Performance of GBDT models trained using different features on the DUD-E test set (N = 12).
Features used in the model | Average number of active compound in top N, with 90% confidence interval | Diversity*b | AUROC*d | ||
---|---|---|---|---|---|
N = 10 | N = 50 | N = 100 | |||
GlideSP and multi-resolution ExptGMS*a | 5.4 [5.0, 5.8] | 21.6 [20.4, 22.9] | 33.2 [30.9, 35.1] | 0.64 [0.60, 0.67] | 0.66 |
GlideSP and TF3P | 5.4 [4.9, 5.8] | 19.5 [18.1, 20.8] | 27.7 [26.0, 29.6] | 0.62 [0.60, 0.64] | 0.64 |
GlideSP and MM/GBSA | 4.5 [4.0, 5.2] | 18.5 [17.0, 19.9] | 30.1 [28.1, 32.2] | 0.66 [0.62, 0.68] | 0.65 |
GlideSP and USRCAT | 4.5 [3.9, 5.1] | 18.1 [16.9, 19.3] | 30.4 [28.0, 32.3] | 0.63 [0.59, 0.66] | 0.63 |
GlideSP and Alpha sphere | 5.1 [4.6,5.6] | 18.4 [17.0, 19.8] | 29.2 [27.2, 31.0] | 0.64 [0.61, 0.68] | 0.63 |
GlideSP*c | 4.3 [3.8, 4.8] | 17.3 [16.1, 18.6] | 29.9 [27.9, 31.9] | 0.66 [0.62, 0.68] | 0.62 |
*aMultiresolution indicates ExptGMS at resolutions of 2.5, 3.0, 3.5, 4.5, and 5.5 Å.
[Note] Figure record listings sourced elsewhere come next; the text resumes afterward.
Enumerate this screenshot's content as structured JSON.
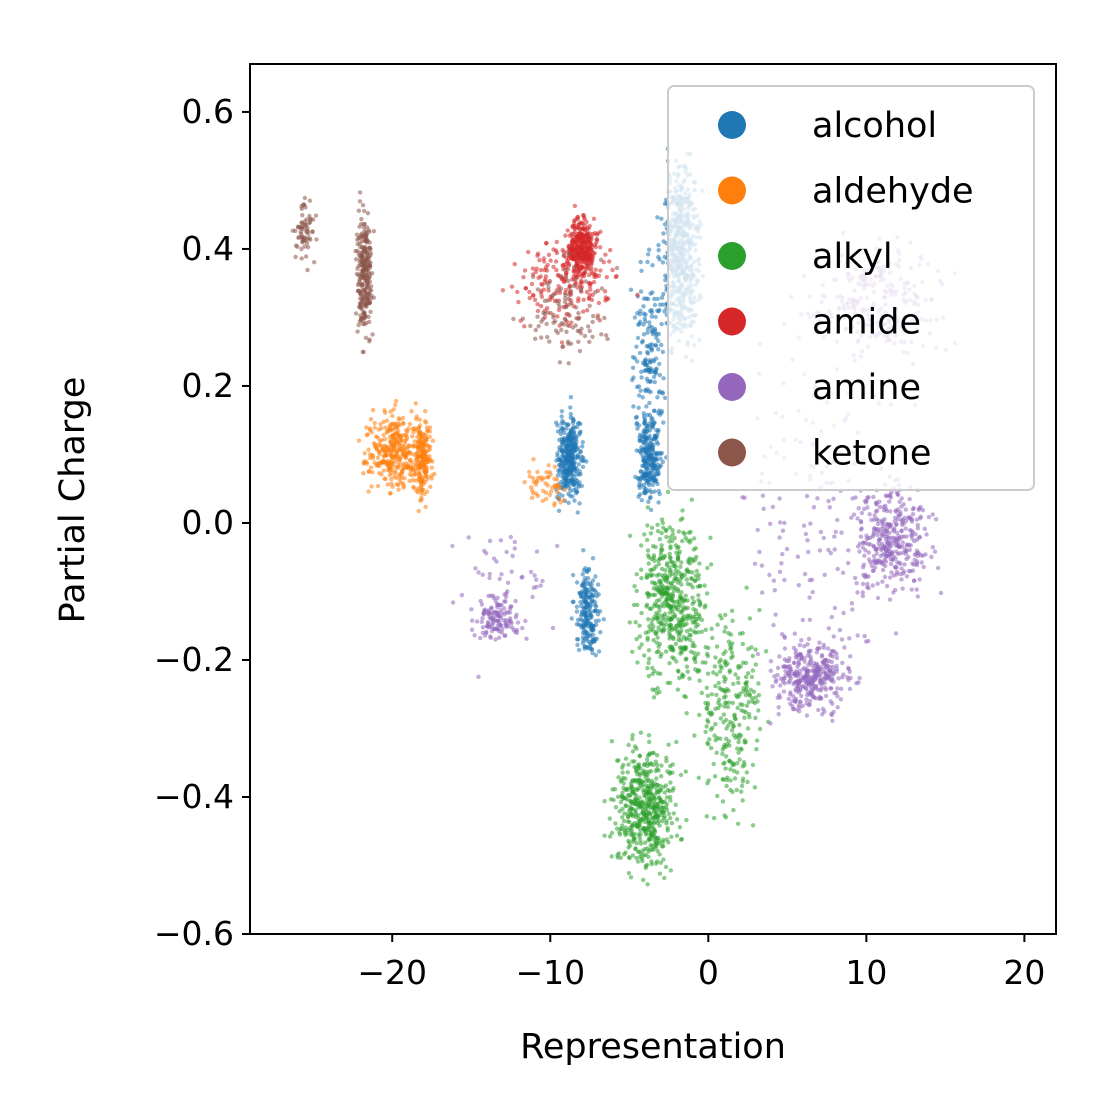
{
  "chart_data": {
    "type": "scatter",
    "title": "",
    "xlabel": "Representation",
    "ylabel": "Partial Charge",
    "xlim": [
      -29,
      22
    ],
    "ylim": [
      -0.6,
      0.67
    ],
    "xticks": [
      -20,
      -10,
      0,
      10,
      20
    ],
    "xtick_labels": [
      "−20",
      "−10",
      "0",
      "10",
      "20"
    ],
    "yticks": [
      -0.6,
      -0.4,
      -0.2,
      0.0,
      0.2,
      0.4,
      0.6
    ],
    "ytick_labels": [
      "−0.6",
      "−0.4",
      "−0.2",
      "0.0",
      "0.2",
      "0.4",
      "0.6"
    ],
    "grid": false,
    "legend_position": "top-right",
    "series": [
      {
        "name": "alcohol",
        "color": "#1f77b4",
        "clusters": [
          {
            "x": [
              -3.5,
              0.0
            ],
            "y": [
              0.2,
              0.58
            ],
            "weight": 3
          },
          {
            "x": [
              -10.0,
              -7.5
            ],
            "y": [
              0.0,
              0.19
            ],
            "weight": 2
          },
          {
            "x": [
              -8.8,
              -6.5
            ],
            "y": [
              -0.23,
              -0.03
            ],
            "weight": 1.2
          },
          {
            "x": [
              -5.0,
              -2.5
            ],
            "y": [
              0.0,
              0.19
            ],
            "weight": 1.4
          },
          {
            "x": [
              -5.5,
              -2.0
            ],
            "y": [
              0.05,
              0.45
            ],
            "weight": 1
          }
        ]
      },
      {
        "name": "aldehyde",
        "color": "#ff7f0e",
        "clusters": [
          {
            "x": [
              -22.5,
              -17.2
            ],
            "y": [
              0.02,
              0.19
            ],
            "weight": 2
          },
          {
            "x": [
              -18.8,
              -17.3
            ],
            "y": [
              0.0,
              0.19
            ],
            "weight": 1
          },
          {
            "x": [
              -12.5,
              -8.0
            ],
            "y": [
              0.0,
              0.12
            ],
            "weight": 0.3
          }
        ]
      },
      {
        "name": "alkyl",
        "color": "#2ca02c",
        "clusters": [
          {
            "x": [
              -5.5,
              1.0
            ],
            "y": [
              -0.3,
              0.07
            ],
            "weight": 3
          },
          {
            "x": [
              -7.0,
              -1.0
            ],
            "y": [
              -0.55,
              -0.28
            ],
            "weight": 3
          },
          {
            "x": [
              -1.5,
              4.5
            ],
            "y": [
              -0.5,
              -0.05
            ],
            "weight": 1.5
          }
        ]
      },
      {
        "name": "amide",
        "color": "#d62728",
        "clusters": [
          {
            "x": [
              -9.5,
              -6.5
            ],
            "y": [
              0.33,
              0.47
            ],
            "weight": 2
          },
          {
            "x": [
              -14.0,
              -4.0
            ],
            "y": [
              0.25,
              0.45
            ],
            "weight": 1
          }
        ]
      },
      {
        "name": "amine",
        "color": "#9467bd",
        "clusters": [
          {
            "x": [
              8.0,
              15.5
            ],
            "y": [
              -0.15,
              0.1
            ],
            "weight": 2
          },
          {
            "x": [
              3.0,
              10.0
            ],
            "y": [
              -0.3,
              -0.15
            ],
            "weight": 2
          },
          {
            "x": [
              4.0,
              17.5
            ],
            "y": [
              0.2,
              0.45
            ],
            "weight": 1.5
          },
          {
            "x": [
              -15.5,
              -11.0
            ],
            "y": [
              -0.18,
              -0.1
            ],
            "weight": 0.6
          },
          {
            "x": [
              -17.5,
              -9.0
            ],
            "y": [
              -0.25,
              0.05
            ],
            "weight": 0.4
          },
          {
            "x": [
              0.0,
              15.0
            ],
            "y": [
              -0.35,
              0.35
            ],
            "weight": 1
          }
        ]
      },
      {
        "name": "ketone",
        "color": "#8c564b",
        "clusters": [
          {
            "x": [
              -22.5,
              -21.0
            ],
            "y": [
              0.23,
              0.5
            ],
            "weight": 1.5
          },
          {
            "x": [
              -26.5,
              -24.5
            ],
            "y": [
              0.35,
              0.5
            ],
            "weight": 0.4
          },
          {
            "x": [
              -13.0,
              -5.0
            ],
            "y": [
              0.2,
              0.42
            ],
            "weight": 0.6
          }
        ]
      }
    ]
  }
}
*bDiversity of active compounds among the top 100 ranked compounds.
*cRanking was performed directly using the GlideSP score without using a trained model.
*dAUROC was calculated by using GBDT predicted probability of being an active compound.